One number that you definitely shouldn't rely on is small business creation. The rapid rate of new business formation is often trundled out by Ministers desperately grasping for some straw in the economic wind - the Business Secretary, Vince Cable (above), did so on this week's BBC Sunday Politics.
But you know what? Any economic historian knows that this is nonsense. Throw lots of people out of work, as misguided financial and macroeconomic policies have been doing since 2007, and you'll get lots of people sitting around with lots of skills. Many of them will inevitably set up on their own, given low demand and not much call for their labour in the more traditional economy. Most of these new businesses will fail, by the way (especially in services) - something I hate to see, actually, but there it is. There's actually a very good article on this by James Foreman-Peck, an academic from Cardiff Business School, who taught me when I was a Masters student: it's called 'Seedcorn or Chaff', and it focuses on just this phenomenon during the Great Depression. Which is an inauspicious parallel, and the dynamics change all the time when you come to think about it, but there you are.

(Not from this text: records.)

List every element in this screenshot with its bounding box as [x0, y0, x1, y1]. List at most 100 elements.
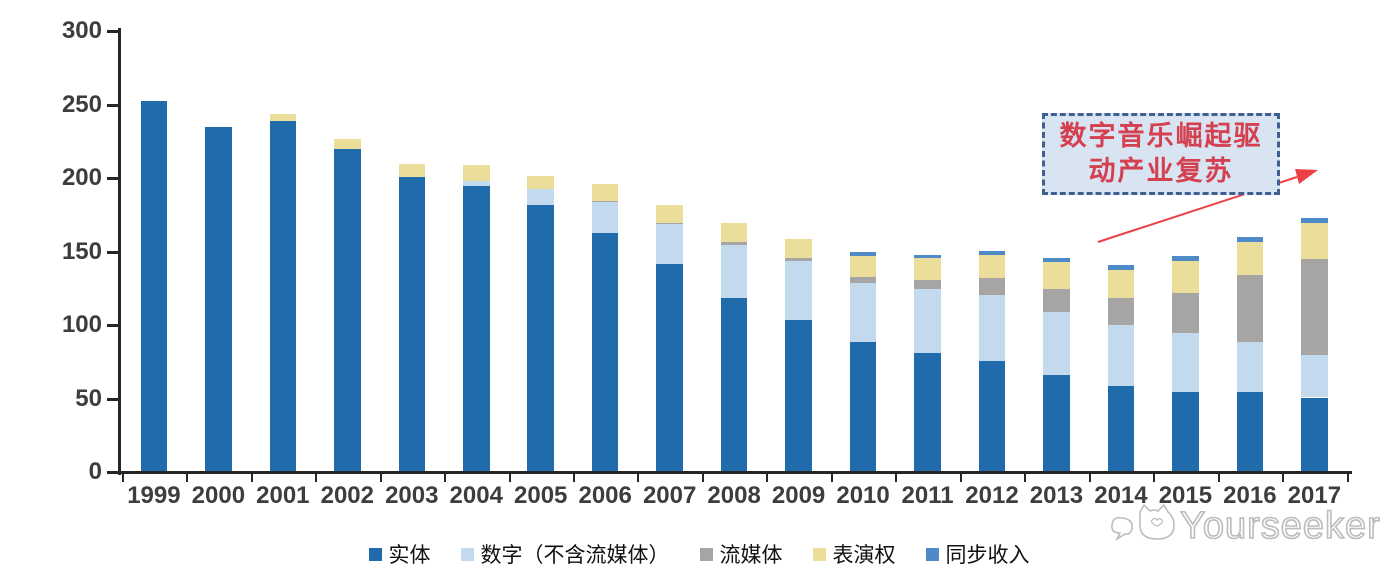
- bar-2014-segment: [1107, 297, 1135, 326]
- watermark-cat-logo: [1111, 503, 1175, 542]
- bar-2001-segment: [269, 121, 297, 471]
- x-axis-tick: [637, 474, 640, 482]
- legend-swatch-icon: [368, 547, 382, 561]
- y-axis-tick-label: 300: [61, 17, 102, 44]
- x-axis-category-label: 2002: [320, 482, 374, 509]
- bar-2008-segment: [720, 244, 748, 298]
- legend-item: 表演权: [812, 539, 896, 569]
- bar-2015-segment: [1172, 260, 1199, 294]
- bar-2015-segment: [1172, 391, 1199, 471]
- bar-2010-segment: [849, 282, 877, 342]
- legend-label: 实体: [388, 543, 431, 567]
- x-axis-tick: [1282, 474, 1285, 482]
- bar-2012-segment: [978, 278, 1006, 295]
- x-axis-category-label: 2001: [256, 482, 310, 509]
- bar-2017-segment: [1301, 354, 1328, 398]
- x-axis-tick: [186, 474, 189, 482]
- bar-2012-segment: [978, 360, 1006, 471]
- x-axis-category-label: 2016: [1223, 482, 1277, 509]
- bar-2007-segment: [656, 204, 683, 223]
- bar-2005-segment: [527, 175, 554, 189]
- bar-2006-segment: [591, 184, 619, 201]
- x-axis-tick: [444, 474, 447, 482]
- bar-2015-segment: [1172, 293, 1199, 333]
- y-axis-tick-label: 150: [61, 237, 102, 265]
- bar-2011-segment: [914, 254, 941, 258]
- annotation-callout: 数字音乐崛起驱 动产业复苏: [1042, 113, 1280, 195]
- bar-2006-segment: [591, 200, 619, 202]
- y-axis-tick: [107, 471, 118, 474]
- bar-2009-segment: [785, 257, 812, 261]
- bar-2014-segment: [1107, 325, 1135, 386]
- bar-2010-segment: [849, 256, 877, 277]
- x-axis-tick: [508, 474, 511, 482]
- bar-2005-segment: [527, 188, 554, 205]
- y-axis-line: [118, 28, 121, 475]
- x-axis-tick: [1088, 474, 1091, 482]
- x-axis-line: [118, 471, 1352, 474]
- x-axis-tick: [1217, 474, 1220, 482]
- x-axis-category-label: 2010: [836, 482, 890, 509]
- bar-2014-segment: [1107, 265, 1135, 270]
- bar-2017-segment: [1301, 222, 1328, 260]
- bar-2013-segment: [1043, 257, 1070, 263]
- annotation-text-line1: 数字音乐崛起驱: [1059, 120, 1263, 151]
- bar-2012-segment: [978, 250, 1006, 255]
- bar-2012-segment: [978, 294, 1006, 361]
- x-axis-tick: [701, 474, 704, 482]
- bar-2005-segment: [527, 204, 554, 471]
- bar-2011-segment: [914, 279, 941, 289]
- x-axis-category-label: 1999: [127, 482, 181, 509]
- x-axis-tick: [766, 474, 769, 482]
- legend-item: 数字（不含流媒体）: [460, 539, 670, 569]
- bar-2001-segment: [269, 113, 297, 122]
- y-axis-tick: [107, 30, 118, 33]
- bar-2013-segment: [1043, 375, 1070, 471]
- y-axis-tick-label: 100: [61, 311, 102, 338]
- bar-2010-segment: [849, 341, 877, 471]
- bar-2010-segment: [849, 251, 877, 257]
- legend-swatch-icon: [699, 547, 713, 561]
- legend-label: 数字（不含流媒体）: [480, 543, 670, 567]
- bar-2016-segment: [1236, 341, 1264, 392]
- bar-2006-segment: [591, 232, 619, 471]
- bar-2016-segment: [1236, 237, 1264, 242]
- legend-swatch-icon: [925, 547, 939, 561]
- bar-2004-segment: [463, 185, 490, 471]
- bar-2011-segment: [914, 353, 941, 471]
- legend-label: 流媒体: [719, 543, 783, 567]
- bar-2011-segment: [914, 288, 941, 354]
- bar-2008-segment: [720, 297, 748, 471]
- legend-item: 实体: [368, 539, 431, 569]
- bar-2011-segment: [914, 257, 941, 280]
- x-axis-category-label: 2013: [1029, 482, 1084, 509]
- x-axis-tick: [572, 474, 575, 482]
- x-axis-category-label: 2006: [578, 482, 632, 509]
- x-axis-category-label: 2007: [642, 482, 697, 509]
- chart-legend: 实体 数字（不含流媒体） 流媒体 表演权 同步收入: [0, 539, 1398, 569]
- x-axis-tick: [1346, 474, 1349, 482]
- bar-2017-segment: [1301, 397, 1328, 471]
- x-axis-tick: [1153, 474, 1156, 482]
- x-axis-category-label: 2000: [191, 482, 246, 509]
- bar-2017-segment: [1301, 259, 1328, 355]
- bar-2009-segment: [785, 238, 812, 258]
- bar-2013-segment: [1043, 312, 1070, 376]
- bar-2002-segment: [334, 138, 361, 150]
- y-axis-tick-label: 200: [61, 164, 102, 191]
- bar-2016-segment: [1236, 241, 1264, 276]
- x-axis-tick: [379, 474, 382, 482]
- bar-2009-segment: [785, 260, 812, 320]
- legend-label: 同步收入: [945, 543, 1030, 567]
- bar-2009-segment: [785, 319, 812, 471]
- bar-2007-segment: [656, 263, 683, 471]
- bar-2007-segment: [656, 224, 683, 264]
- x-axis-tick: [315, 474, 318, 482]
- bar-2002-segment: [334, 149, 361, 471]
- bar-2003-segment: [398, 163, 426, 177]
- y-axis-tick: [107, 250, 118, 254]
- x-axis-tick: [895, 474, 898, 482]
- y-axis-tick: [107, 397, 118, 401]
- x-axis-category-label: 2011: [901, 482, 954, 509]
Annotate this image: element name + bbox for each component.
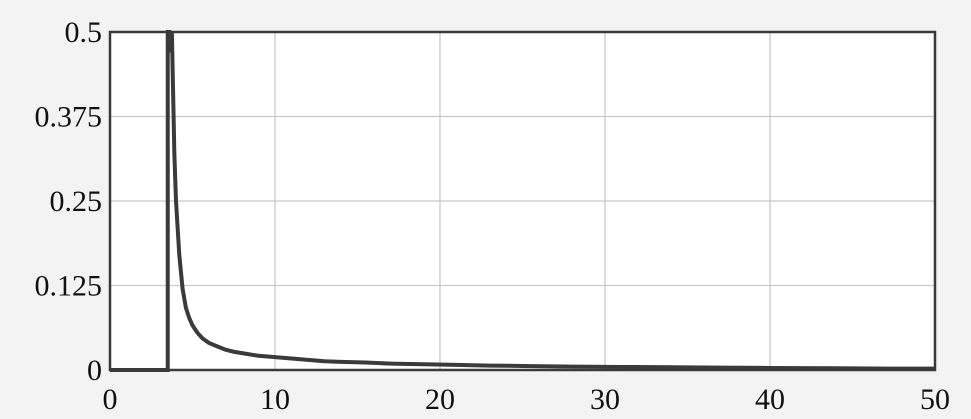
y-axis-tick-labels: 0 0.125 0.25 0.375 0.5: [35, 16, 103, 387]
x-tick-label: 20: [425, 383, 455, 414]
x-tick-label: 0: [103, 383, 118, 414]
x-tick-label: 50: [920, 383, 950, 414]
series-layer: [110, 30, 935, 372]
x-tick-label: 40: [755, 383, 785, 414]
plot-frame: [108, 30, 937, 372]
y-tick-label: 0.125: [35, 270, 103, 303]
grid-lines: [110, 32, 935, 370]
x-tick-label: 30: [590, 383, 620, 414]
x-axis-tick-labels: 0 10 20 30 40 50: [103, 383, 951, 416]
x-tick-label: 10: [260, 383, 290, 414]
y-tick-label: 0.25: [50, 185, 103, 218]
y-tick-label: 0.375: [35, 101, 103, 134]
series-line: [110, 30, 935, 372]
y-tick-label: 0: [87, 354, 102, 387]
y-tick-label: 0.5: [65, 16, 103, 49]
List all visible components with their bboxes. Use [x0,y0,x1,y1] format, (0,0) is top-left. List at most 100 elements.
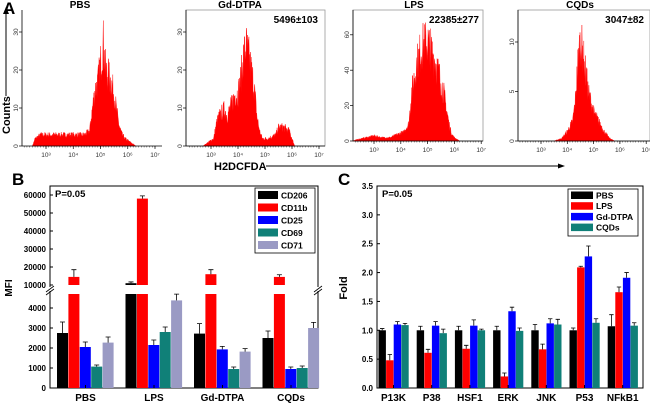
x-tick-label: 10⁷ [641,147,650,154]
y-tick-label: 0 [42,384,47,393]
x-tick-label: 10⁶ [615,147,625,154]
y-tick-label: 10 [177,104,184,112]
x-category-label: P53 [576,393,594,403]
error-bar [555,318,560,325]
bar-lps-p38 [424,352,432,388]
error-bar [265,330,271,338]
bar-pbs-erk [493,330,501,388]
y-tick-label: 3.0 [362,211,374,220]
y-tick-label: 20 [344,102,351,110]
y-tick-label: 0 [509,139,516,143]
error-bar [548,318,553,324]
y-tick-label: 60 [344,31,351,39]
error-bar [509,306,515,312]
histogram-area [32,20,137,147]
legend-swatch-cd25 [258,216,278,224]
legend-swatch-cd206 [258,191,278,199]
x-category-label: LPS [144,393,164,403]
x-tick-label: 10⁵ [589,147,599,154]
y-tick-label: 40 [344,66,351,74]
x-category-label: JNK [536,393,557,403]
legend-swatch-cqds [571,223,593,232]
p-value-annotation: P=0.05 [382,189,413,200]
bar-pbs-p38 [416,330,425,388]
counts-axis-label: Counts [1,96,13,134]
y-tick-label: 1.5 [362,297,374,306]
y-axis-label: MFI [4,279,15,296]
panel-b-mfi-chart: 0 1000 2000 3000 4000 10000 20000 30000 40000 500… [4,185,323,403]
error-bar [128,281,134,284]
error-bar [441,328,446,334]
bar-cd25-pbs [79,347,91,388]
x-tick-label: 10⁵ [96,152,106,159]
bar-gd-dtpa-p13k [393,324,402,388]
bar-pbs-jnk [531,330,539,388]
y-tick-label: 0 [344,139,351,143]
h2dcfda-axis-label: H2DCFDA [214,161,267,173]
bar-pbs-p53 [569,330,577,388]
histogram-area [352,22,461,142]
y-tick-label: 20 [177,66,184,74]
error-bar [94,364,100,367]
error-bar [456,325,461,331]
legend-label: CD25 [281,216,303,226]
bar-gd-dtpa-hsf1 [470,325,478,388]
legend-swatch-pbs [571,191,593,199]
error-bar [532,324,538,331]
y-tick-label: 4000 [28,304,46,313]
bar-cd11b-lps-lower [136,294,148,388]
x-tick-label: 10⁷ [476,147,486,154]
y-tick-label: 3000 [28,324,46,333]
error-bar [276,274,282,277]
error-bar [105,336,111,343]
y-tick-label: 10 [13,104,20,112]
error-bar [502,372,507,377]
histogram-lps: 0 20 40 60 10³ 10⁴ 10⁵ 10⁶ 10⁷ LPS 22385±277 [344,0,487,154]
y-tick-label: 1.0 [362,326,374,335]
legend-label: CD206 [281,191,308,201]
histogram-title: CQDs [566,0,594,11]
panel-label-c: C [338,170,350,189]
error-bar [540,343,545,350]
histogram-gd-dtpa: 0 10 20 30 10³ 10⁴ 10⁵ 10⁶ 10⁷ Gd-DTPA 5496±103 [177,0,326,159]
x-tick-label: 10⁵ [423,147,433,154]
y-tick-label: 2000 [28,344,46,353]
x-tick-label: 10³ [369,147,379,154]
error-bar [288,366,294,369]
error-bar [593,318,599,323]
y-tick-label: 10 [509,38,516,46]
x-category-label: PBS [75,393,96,403]
histogram-title: PBS [70,0,91,11]
bar-cd206-lps-upper [125,283,137,285]
legend-swatch-cd11b [258,203,278,212]
error-bar [219,346,225,350]
histogram-pbs: 0 10 20 30 10³ 10⁴ 10⁵ 10⁶ 10⁷ PBS [13,0,162,159]
error-bar [402,322,408,326]
y-tick-label: 30 [13,28,20,36]
y-tick-label: 0 [13,144,20,148]
bar-cd71-gd-dtpa [239,351,251,388]
error-bar [616,286,622,293]
y-tick-label: 10000 [24,281,47,290]
mean-fluorescence-label: 22385±277 [429,15,479,26]
error-bar [464,344,469,349]
bar-cd71-pbs [102,342,114,388]
y-tick-label: 50000 [24,209,47,218]
bar-gd-dtpa-jnk [546,323,554,388]
x-tick-label: 10⁶ [287,152,297,159]
x-category-label: NFkB1 [607,393,639,403]
error-bar [586,245,591,257]
bar-cd25-gd-dtpa [216,349,228,388]
counts-arrow-head [3,7,9,14]
y-tick-label: 60000 [24,191,47,200]
error-bar [299,365,305,368]
x-tick-label: 10⁶ [123,152,133,159]
bar-cd11b-gd-dtpa-lower [205,294,217,388]
bar-cqds-p38 [439,333,447,388]
x-tick-label: 10⁴ [233,152,243,159]
x-tick-label: 10⁵ [260,152,270,159]
histogram-title: LPS [404,0,424,11]
legend-swatch-cd71 [258,241,278,249]
error-bar [471,319,476,326]
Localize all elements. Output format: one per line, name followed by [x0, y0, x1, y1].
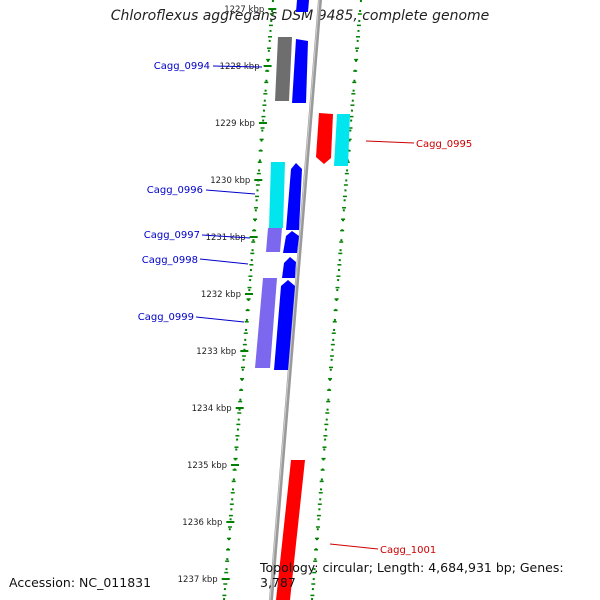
- ruler-label: 1234 kbp: [192, 404, 232, 414]
- gene-feature-cagg0998[interactable]: [282, 257, 296, 278]
- left-dotted-ruler: [223, 0, 274, 600]
- gene-feature-cagg0997-light[interactable]: [266, 228, 282, 252]
- ruler-label: 1227 kbp: [224, 5, 264, 15]
- gene-label-cagg0999[interactable]: Cagg_0999: [138, 312, 194, 323]
- gene-feature-cagg0995[interactable]: [316, 113, 333, 164]
- gene-feature-cagg0995-cyan[interactable]: [334, 114, 350, 166]
- ruler-label: 1233 kbp: [196, 347, 236, 357]
- ruler-label: 1229 kbp: [215, 119, 255, 129]
- map-title: Chloroflexus aggregans DSM 9485, complet…: [110, 8, 490, 24]
- gene-label-cagg0995[interactable]: Cagg_0995: [416, 139, 472, 150]
- gene-label-leaders: [195, 65, 415, 550]
- accession-text: Accession: NC_011831: [9, 575, 152, 590]
- ruler-label: 1237 kbp: [178, 575, 218, 585]
- gene-labels: Cagg_0994 Cagg_0995 Cagg_0996 Cagg_0997 …: [138, 61, 473, 556]
- gene-label-cagg1001[interactable]: Cagg_1001: [380, 545, 436, 556]
- gene-label-cagg0994[interactable]: Cagg_0994: [154, 61, 210, 72]
- right-dotted-ruler: [311, 0, 362, 600]
- gene-feature-cagg0999[interactable]: [274, 280, 295, 370]
- forward-features: [255, 0, 309, 370]
- gene-feature-cagg0999-light[interactable]: [255, 278, 277, 368]
- ruler-label: 1231 kbp: [206, 233, 246, 243]
- backbone-highlight: [269, 0, 320, 600]
- ruler-label: 1236 kbp: [182, 518, 222, 528]
- ruler-label: 1235 kbp: [187, 461, 227, 471]
- gene-label-cagg0996[interactable]: Cagg_0996: [147, 185, 203, 196]
- gene-feature-top[interactable]: [296, 0, 309, 12]
- gene-feature-cagg0996-cyan[interactable]: [269, 162, 285, 228]
- ruler-label: 1232 kbp: [201, 290, 241, 300]
- gene-feature-cagg0994-grey[interactable]: [275, 37, 292, 101]
- gene-feature-cagg0994[interactable]: [292, 39, 308, 103]
- reverse-features: [276, 113, 350, 600]
- gene-feature-cagg0996[interactable]: [286, 163, 302, 230]
- topology-text: Topology: circular; Length: 4,684,931 bp…: [260, 560, 564, 590]
- gene-feature-cagg0997[interactable]: [283, 231, 299, 253]
- gene-label-cagg0998[interactable]: Cagg_0998: [142, 255, 198, 266]
- gene-feature-cagg1001[interactable]: [276, 460, 305, 600]
- ruler-label: 1230 kbp: [210, 176, 250, 186]
- gene-label-cagg0997[interactable]: Cagg_0997: [144, 230, 200, 241]
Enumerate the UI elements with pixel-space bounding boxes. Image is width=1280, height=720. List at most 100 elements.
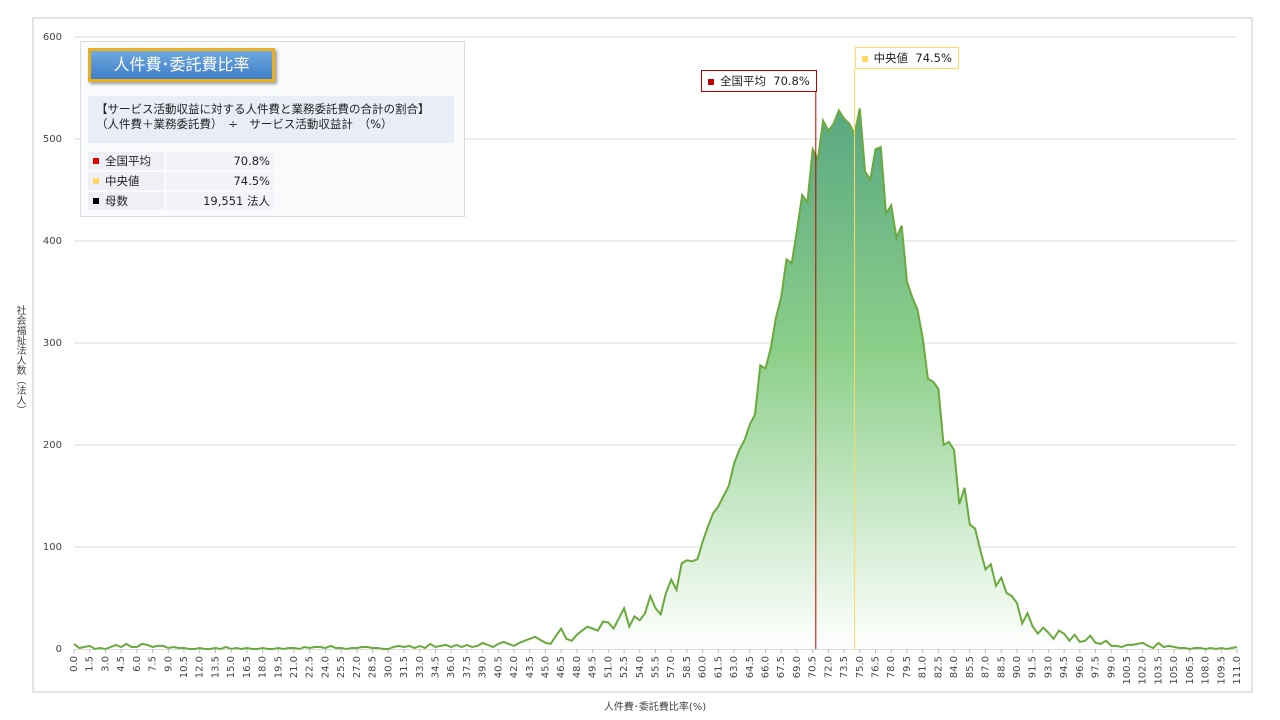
x-tick-label: 90.0: [1012, 656, 1023, 678]
y-tick-label: 300: [43, 338, 62, 349]
x-tick-label: 1.5: [85, 656, 96, 672]
line: [73, 108, 1238, 651]
x-tick-label: 9.0: [163, 656, 174, 672]
x-tick-label: 22.5: [305, 656, 316, 678]
info-value: 70.8%: [166, 152, 274, 170]
x-tick-label: 34.5: [430, 656, 441, 678]
x-tick-label: 70.5: [808, 656, 819, 678]
x-tick-label: 73.5: [839, 656, 850, 678]
x-tick-label: 76.5: [871, 656, 882, 678]
info-title: 人件費･委託費比率: [88, 48, 275, 82]
x-tick-label: 24.0: [320, 656, 331, 678]
x-tick-label: 31.5: [399, 656, 410, 678]
x-tick-label: 46.5: [556, 656, 567, 678]
legend-swatch: [93, 198, 99, 204]
info-value: 19,551 法人: [166, 192, 274, 210]
x-tick-label: 106.5: [1185, 656, 1196, 685]
x-tick-label: 82.5: [933, 656, 944, 678]
x-tick-label: 87.0: [981, 656, 992, 678]
x-tick-label: 102.0: [1138, 656, 1149, 685]
x-tick-label: 109.5: [1216, 656, 1227, 685]
x-tick-label: 28.5: [368, 656, 379, 678]
x-tick-label: 64.5: [745, 656, 756, 678]
x-tick-label: 99.0: [1106, 656, 1117, 678]
x-tick-label: 54.0: [635, 656, 646, 678]
reference-name: 中央値: [873, 51, 909, 65]
x-tick-label: 4.5: [116, 656, 127, 672]
y-tick-label: 100: [43, 542, 62, 553]
x-tick-label: 10.5: [179, 656, 190, 678]
description-line: （人件費＋業務委託費） ÷ サービス活動収益計 （%）: [96, 117, 393, 131]
x-tick-label: 33.0: [415, 656, 426, 678]
info-value: 74.5%: [166, 172, 274, 190]
x-tick-label: 57.0: [666, 656, 677, 678]
info-box: 人件費･委託費比率 【サービス活動収益に対する人件費と業務委託費の合計の割合】 …: [80, 41, 465, 217]
x-tick-label: 25.5: [336, 656, 347, 678]
info-description: 【サービス活動収益に対する人件費と業務委託費の合計の割合】 （人件費＋業務委託費…: [88, 96, 454, 143]
reference-value: 70.8%: [773, 74, 810, 88]
reference-name: 全国平均: [719, 74, 766, 88]
x-tick-label: 51.0: [603, 656, 614, 678]
x-tick-label: 45.0: [540, 656, 551, 678]
x-tick-label: 85.5: [965, 656, 976, 678]
x-tick-label: 69.0: [792, 656, 803, 678]
info-row: 中央値 74.5%: [88, 172, 278, 190]
x-tick-label: 91.5: [1028, 656, 1039, 678]
x-tick-label: 49.5: [588, 656, 599, 678]
x-tick-label: 108.0: [1201, 656, 1212, 685]
info-label: 中央値: [105, 174, 140, 188]
y-tick-label: 400: [43, 236, 62, 247]
info-key: 全国平均: [88, 152, 164, 170]
legend-swatch: [93, 158, 99, 164]
info-label: 母数: [105, 194, 128, 208]
x-tick-label: 96.0: [1075, 656, 1086, 678]
y-tick-label: 200: [43, 440, 62, 451]
info-row: 全国平均 70.8%: [88, 152, 278, 170]
x-tick-label: 18.0: [258, 656, 269, 678]
x-tick-label: 30.0: [383, 656, 394, 678]
y-axis-title: 社会福祉法人数（法人）: [14, 304, 26, 415]
area: [74, 108, 1237, 649]
legend-swatch: [707, 79, 714, 85]
x-tick-label: 94.5: [1059, 656, 1070, 678]
x-tick-label: 97.5: [1091, 656, 1102, 678]
info-label: 全国平均: [105, 154, 151, 168]
x-tick-label: 63.0: [729, 656, 740, 678]
x-tick-label: 100.5: [1122, 656, 1133, 685]
x-tick-label: 58.5: [682, 656, 693, 678]
legend-swatch: [93, 178, 99, 184]
x-tick-label: 43.5: [525, 656, 536, 678]
reference-value: 74.5%: [915, 51, 952, 65]
x-tick-label: 84.0: [949, 656, 960, 678]
x-tick-label: 0.0: [69, 656, 80, 672]
x-tick-label: 66.0: [761, 656, 772, 678]
x-tick-label: 40.5: [493, 656, 504, 678]
x-tick-label: 21.0: [289, 656, 300, 678]
x-tick-label: 27.0: [352, 656, 363, 678]
reference-label: 中央値 74.5%: [854, 47, 959, 69]
x-tick-label: 105.0: [1169, 656, 1180, 685]
x-tick-label: 39.0: [478, 656, 489, 678]
x-tick-label: 79.5: [902, 656, 913, 678]
chart-border: [32, 17, 1253, 693]
x-tick-label: 72.0: [823, 656, 834, 678]
x-tick-label: 93.0: [1043, 656, 1054, 678]
legend-swatch: [861, 56, 868, 62]
x-tick-label: 13.5: [210, 656, 221, 678]
description-line: 【サービス活動収益に対する人件費と業務委託費の合計の割合】: [96, 102, 430, 116]
reference-label: 全国平均 70.8%: [700, 70, 817, 92]
info-key: 母数: [88, 192, 164, 210]
x-tick-label: 16.5: [242, 656, 253, 678]
x-tick-label: 48.0: [572, 656, 583, 678]
x-tick-label: 7.5: [148, 656, 159, 672]
x-tick-label: 52.5: [619, 656, 630, 678]
x-tick-label: 55.5: [651, 656, 662, 678]
x-tick-label: 60.0: [698, 656, 709, 678]
y-tick-label: 0: [56, 644, 62, 655]
y-tick-label: 500: [43, 134, 62, 145]
x-tick-label: 61.5: [713, 656, 724, 678]
x-tick-label: 15.0: [226, 656, 237, 678]
x-axis-title: 人件費･委託費比率(%): [604, 700, 706, 713]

What we're seeing is the chaff cast out by the great growth-mashing machine of deflation. One that leaves people little option but to try to earn a little money in any way they can think of.
And all the while it'll be undermining the most efficient large-scale parts of the economy - preventing their reorganisation, their restructuring and their drive for better conditions among their workforces... which is not an unconnected ambition, actually, but that's a point for another day. Industries that do the real heavy lifting - like construction, which is still in real trouble, and might prevent us escaping the austerity fundamentalists' black hole for some time yet.
Small business creation may or may not be a good sign. But it isn't one of those green shoots we should be paying most attention to. Until we get properly positive growth numbers, all the man-in-a-van startups in the world will be like March snow in April. They'll melt away and leave little behind but the memories.